Кейд, услышав, что Прайм подает признаки жизни, подошел и, уперев руки в бедра, оглядел фронт работ. Пришелец походил на остров бесконечных ремонтных приключений. Сколько их еще впереди. Кейд мог заниматься автоботом, только когда тот разрешал, и только там, где было позволено, поэтому процесс грозил затянуться. Однако жизнь научила Кейда быть оптимистом.

После неудачных попыток удержаться на ногах и выйти наружу, Оптимус забрался в самую глубь мастерской и не желал подпускать человека. Он смотрел одновременно затравленно и очень сердито, игнорируя любые попытки заговорить. Кейду казалось странным, что такой большой парень боится его одного.
Со временем Прайм сменил гнев, но не на милость, а равнодушие, отстраняя человека вялым движением манипулятора. Кейд подумал, что ему как в детстве, когда на ферме жило разное зверье, придется подманивать и задабривать нежданного гостя, как недоверчивое животное. Его беспокоила потеря времени, когда он слышал, как автобот лязгает, пытаясь расположить изуродованные конечности поудобнее, и видел, как корпус сочится темной жижей. Что ни говори, а много денег за такую неразговорчивую рухлядь никто бы не дал. Наконец в сознании Оптимуса что-то переключилось, и однажды он, поглядев на Кейда вопросительно, разрешил к себе притронуться.

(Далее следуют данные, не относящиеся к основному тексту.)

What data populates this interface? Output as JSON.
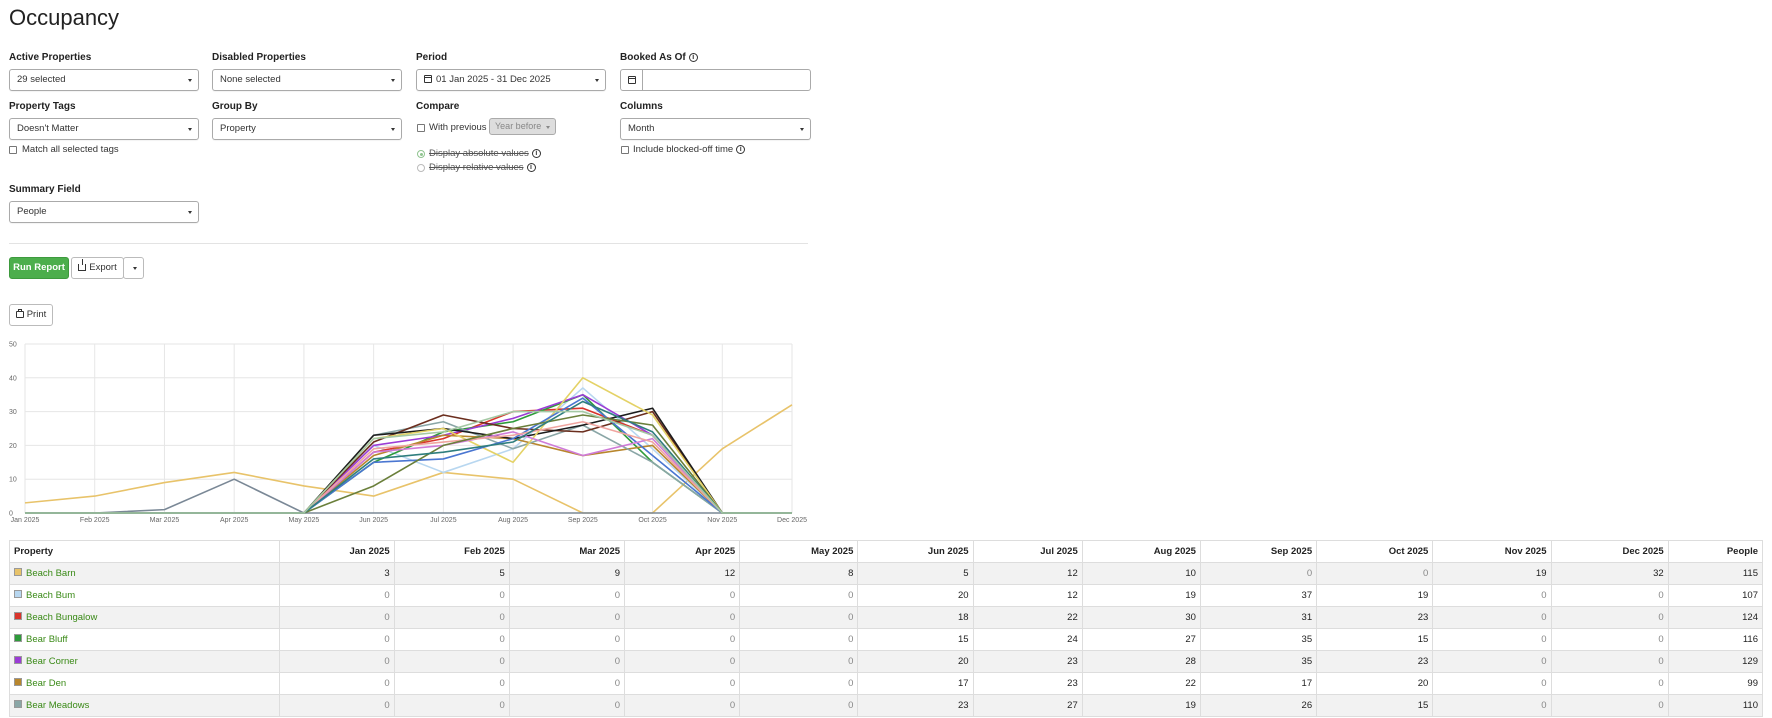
{
  "page": {
    "title": "Occupancy"
  },
  "filters": {
    "active_properties": {
      "label": "Active Properties",
      "value": "29 selected"
    },
    "disabled_properties": {
      "label": "Disabled Properties",
      "value": "None selected"
    },
    "period": {
      "label": "Period",
      "value": "01 Jan 2025 - 31 Dec 2025"
    },
    "booked_as_of": {
      "label": "Booked As Of",
      "value": ""
    },
    "property_tags": {
      "label": "Property Tags",
      "value": "Doesn't Matter",
      "match_all_label": "Match all selected tags"
    },
    "group_by": {
      "label": "Group By",
      "value": "Property"
    },
    "compare": {
      "label": "Compare",
      "with_previous_label": "With previous",
      "year_before_label": "Year before",
      "display_absolute_label": "Display absolute values",
      "display_relative_label": "Display relative values"
    },
    "columns": {
      "label": "Columns",
      "value": "Month",
      "include_blocked_label": "Include blocked-off time"
    },
    "summary_field": {
      "label": "Summary Field",
      "value": "People"
    }
  },
  "actions": {
    "run_report": "Run Report",
    "export": "Export",
    "print": "Print"
  },
  "colors": {
    "primary_button": "#4cae4c",
    "link": "#3a8a17"
  },
  "chart_data": {
    "type": "line",
    "categories": [
      "Jan 2025",
      "Feb 2025",
      "Mar 2025",
      "Apr 2025",
      "May 2025",
      "Jun 2025",
      "Jul 2025",
      "Aug 2025",
      "Sep 2025",
      "Oct 2025",
      "Nov 2025",
      "Dec 2025"
    ],
    "ylim": [
      0,
      50
    ],
    "yticks": [
      0,
      10,
      20,
      30,
      40,
      50
    ],
    "grid": true,
    "series": [
      {
        "color": "#e8c36a",
        "values": [
          3,
          5,
          9,
          12,
          8,
          5,
          12,
          10,
          0,
          0,
          19,
          32
        ]
      },
      {
        "color": "#b8d7f0",
        "values": [
          0,
          0,
          0,
          0,
          0,
          20,
          12,
          19,
          37,
          19,
          0,
          0
        ]
      },
      {
        "color": "#d9342b",
        "values": [
          0,
          0,
          0,
          0,
          0,
          18,
          22,
          30,
          31,
          23,
          0,
          0
        ]
      },
      {
        "color": "#2e9b3a",
        "values": [
          0,
          0,
          0,
          0,
          0,
          15,
          24,
          27,
          35,
          15,
          0,
          0
        ]
      },
      {
        "color": "#9b3cd6",
        "values": [
          0,
          0,
          0,
          0,
          0,
          20,
          23,
          28,
          35,
          23,
          0,
          0
        ]
      },
      {
        "color": "#b8862d",
        "values": [
          0,
          0,
          0,
          0,
          0,
          17,
          23,
          22,
          17,
          20,
          0,
          0
        ]
      },
      {
        "color": "#8aa6a6",
        "values": [
          0,
          0,
          0,
          0,
          0,
          23,
          27,
          19,
          26,
          15,
          0,
          0
        ]
      },
      {
        "color": "#7a8896",
        "values": [
          0,
          0,
          1,
          10,
          0,
          0,
          0,
          0,
          0,
          0,
          0,
          0
        ]
      },
      {
        "color": "#6b2e1e",
        "values": [
          0,
          0,
          0,
          0,
          0,
          21,
          29,
          25,
          24,
          30,
          0,
          0
        ]
      },
      {
        "color": "#1c1c1c",
        "values": [
          0,
          0,
          0,
          0,
          0,
          23,
          25,
          22,
          26,
          31,
          0,
          0
        ]
      },
      {
        "color": "#e4d266",
        "values": [
          0,
          0,
          0,
          0,
          0,
          22,
          25,
          15,
          40,
          29,
          0,
          0
        ]
      },
      {
        "color": "#4a76d1",
        "values": [
          0,
          0,
          0,
          0,
          0,
          15,
          16,
          22,
          34,
          17,
          0,
          0
        ]
      },
      {
        "color": "#cf7bd8",
        "values": [
          0,
          0,
          0,
          0,
          0,
          18,
          20,
          24,
          17,
          22,
          0,
          0
        ]
      },
      {
        "color": "#f0a5a0",
        "values": [
          0,
          0,
          0,
          0,
          0,
          19,
          21,
          23,
          27,
          21,
          0,
          0
        ]
      },
      {
        "color": "#6a7f3a",
        "values": [
          0,
          0,
          0,
          0,
          0,
          8,
          20,
          25,
          29,
          26,
          0,
          0
        ]
      },
      {
        "color": "#2f7e7e",
        "values": [
          0,
          0,
          0,
          0,
          0,
          16,
          18,
          21,
          33,
          24,
          0,
          0
        ]
      },
      {
        "color": "#a4c8a4",
        "values": [
          0,
          0,
          0,
          0,
          0,
          22,
          24,
          30,
          30,
          23,
          0,
          0
        ]
      }
    ]
  },
  "table": {
    "headers": [
      "Property",
      "Jan 2025",
      "Feb 2025",
      "Mar 2025",
      "Apr 2025",
      "May 2025",
      "Jun 2025",
      "Jul 2025",
      "Aug 2025",
      "Sep 2025",
      "Oct 2025",
      "Nov 2025",
      "Dec 2025",
      "People"
    ],
    "rows": [
      {
        "name": "Beach Barn",
        "swatch": "#e8c36a",
        "values": [
          "3",
          "5",
          "9",
          "12",
          "8",
          "5",
          "12",
          "10",
          "0",
          "0",
          "19",
          "32",
          "115"
        ]
      },
      {
        "name": "Beach Bum",
        "swatch": "#b8d7f0",
        "values": [
          "0",
          "0",
          "0",
          "0",
          "0",
          "20",
          "12",
          "19",
          "37",
          "19",
          "0",
          "0",
          "107"
        ]
      },
      {
        "name": "Beach Bungalow",
        "swatch": "#d9342b",
        "values": [
          "0",
          "0",
          "0",
          "0",
          "0",
          "18",
          "22",
          "30",
          "31",
          "23",
          "0",
          "0",
          "124"
        ]
      },
      {
        "name": "Bear Bluff",
        "swatch": "#2e9b3a",
        "values": [
          "0",
          "0",
          "0",
          "0",
          "0",
          "15",
          "24",
          "27",
          "35",
          "15",
          "0",
          "0",
          "116"
        ]
      },
      {
        "name": "Bear Corner",
        "swatch": "#9b3cd6",
        "values": [
          "0",
          "0",
          "0",
          "0",
          "0",
          "20",
          "23",
          "28",
          "35",
          "23",
          "0",
          "0",
          "129"
        ]
      },
      {
        "name": "Bear Den",
        "swatch": "#b8862d",
        "values": [
          "0",
          "0",
          "0",
          "0",
          "0",
          "17",
          "23",
          "22",
          "17",
          "20",
          "0",
          "0",
          "99"
        ]
      },
      {
        "name": "Bear Meadows",
        "swatch": "#8aa6a6",
        "values": [
          "0",
          "0",
          "0",
          "0",
          "0",
          "23",
          "27",
          "19",
          "26",
          "15",
          "0",
          "0",
          "110"
        ]
      }
    ]
  }
}
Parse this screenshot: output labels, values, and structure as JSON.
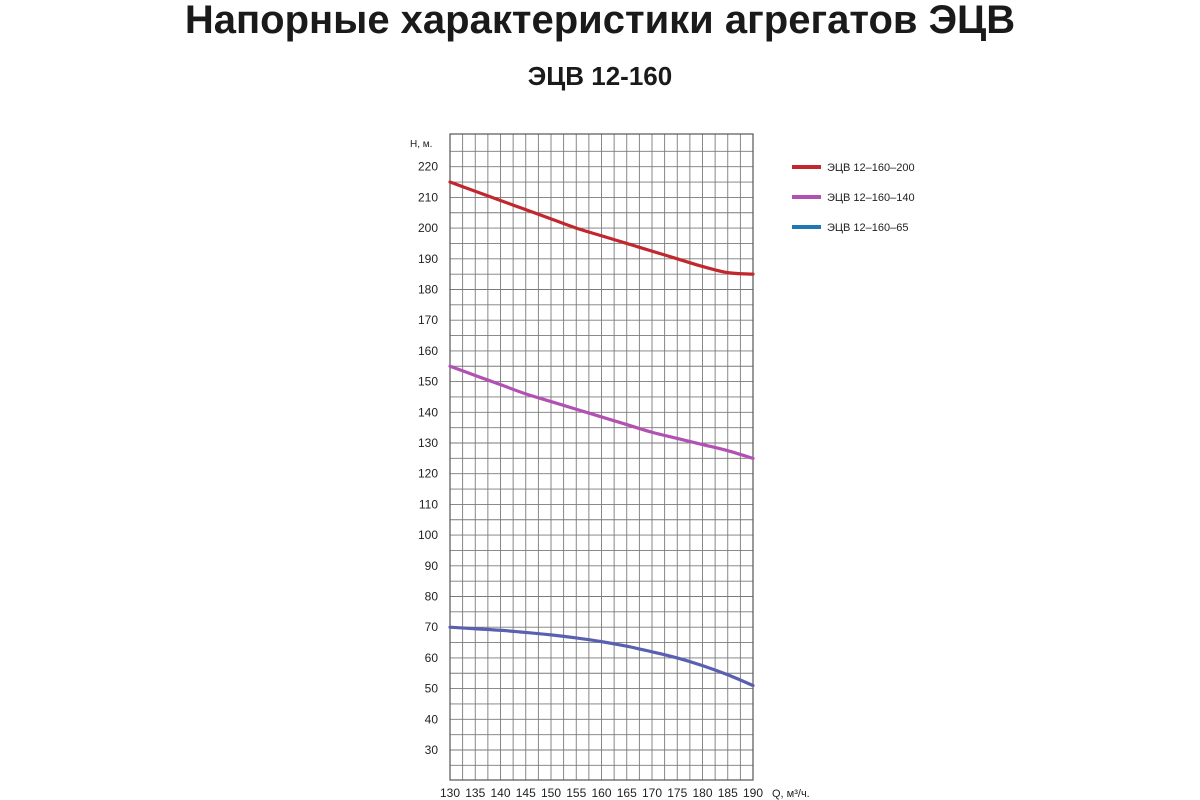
{
  "page": {
    "title": "Напорные характеристики агрегатов ЭЦВ",
    "subtitle": "ЭЦВ 12-160"
  },
  "chart_data": {
    "type": "line",
    "title": "ЭЦВ 12-160",
    "xlabel": "Q, м³/ч.",
    "ylabel": "H, м.",
    "xlim": [
      130,
      190
    ],
    "ylim": [
      20,
      225
    ],
    "x_ticks": [
      130,
      135,
      140,
      145,
      150,
      155,
      160,
      165,
      170,
      175,
      180,
      185,
      190
    ],
    "y_ticks": [
      30,
      40,
      50,
      60,
      70,
      80,
      90,
      100,
      110,
      120,
      130,
      140,
      150,
      160,
      170,
      180,
      190,
      200,
      210,
      220
    ],
    "grid": true,
    "legend_position": "right",
    "series": [
      {
        "name": "ЭЦВ 12–160–200",
        "color": "#c1272d",
        "x": [
          130,
          135,
          140,
          145,
          150,
          155,
          160,
          165,
          170,
          175,
          180,
          185,
          190
        ],
        "values": [
          215,
          212,
          209,
          206,
          203,
          200,
          197.5,
          195,
          192.5,
          190,
          187.5,
          185.5,
          185
        ]
      },
      {
        "name": "ЭЦВ 12–160–140",
        "color": "#b250b4",
        "x": [
          130,
          135,
          140,
          145,
          150,
          155,
          160,
          165,
          170,
          175,
          180,
          185,
          190
        ],
        "values": [
          155,
          152,
          149,
          146,
          143.5,
          141,
          138.5,
          136,
          133.5,
          131.5,
          129.5,
          127.5,
          125
        ]
      },
      {
        "name": "ЭЦВ 12–160–65",
        "color": "#5a60b0",
        "legend_color": "#1f77b4",
        "x": [
          130,
          135,
          140,
          145,
          150,
          155,
          160,
          165,
          170,
          175,
          180,
          185,
          190
        ],
        "values": [
          70,
          69.5,
          69,
          68.3,
          67.5,
          66.5,
          65.3,
          63.8,
          62,
          60,
          57.5,
          54.5,
          51
        ]
      }
    ]
  }
}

Теперь, когда Кейд научился справляться с волнением, то почти без опаски находился рядом с автоботом. Задрав голову, он разглядывал грудной отсек, возвышавшийся над ним, как бастион.
У него в гараже – пришелец! Кому расскажи – не поверят. Развлекая себя такими мыслями, пока взгляд бродил по бронепластинам, Кейд потерял бдительность. Прайм, опираясь на руку, медленно наклонился к человеку. Мускулы инстинктивно напряглись, когда металлическая громада замерла над ним, тихо поскрипывая и отфыркиваясь горячим воздухом. Казалось, достаточно хлопнуть в ладоши, и Прайм обвалится на него ржавой лавиной.
Автобот смотрел как-то нехорошо. Оптосенсоры – единственное до чего не добрались грязь и копоть – тлели ультрамарином в царстве ржавчины, пыли и бледных косых лучей вечернего солнца.
– Я даже отсюда слышу, как маленькое сердечко торопится куда-то, – Оптимус понизил голос, и привычный хрип превратился в едва слышный астматический свист. – Боишься меня?
– Есть немного, – Кейд, глядя в угрюмое лицо пришельца, решил, что сейчас не время врать. Ему не вовремя пришла в голову одна из «Поучительных историй», которые он читал маленькой Тессе. «Лев и мышь» – вот как называлась эта сказка. Не очень-то лестное сравнение, но весьма подходящее. (Мораль басни до него дошла позже, когда дом с мастерской взлетели на воздух).
– По одиночке вы не такие уж храбрецы, верно? Если бы вместо тебя здесь очутился один из них...
– Эй, мы это, кажется, уже обсуждали, – Кейд сделал пару шагов назад, пока не ударился бедром об угол стола, на пол посыпалась железная мелочевка.
Когда звон смолк, на мгновение стало так тихо, что Кейд сам услышал стук сердца. Не стук, а грохот, будто паровоз несется с горы. Но дальше отступать он не собирался. Нельзя поворачиваться спиной к раненому льву. Эта мысль немного отрезвила, и он опять увидел перед собой не угрозу из космоса, а существо, которому нужна помощь, даже если гордость не позволяет просить о ней. Это Кейд мог понять.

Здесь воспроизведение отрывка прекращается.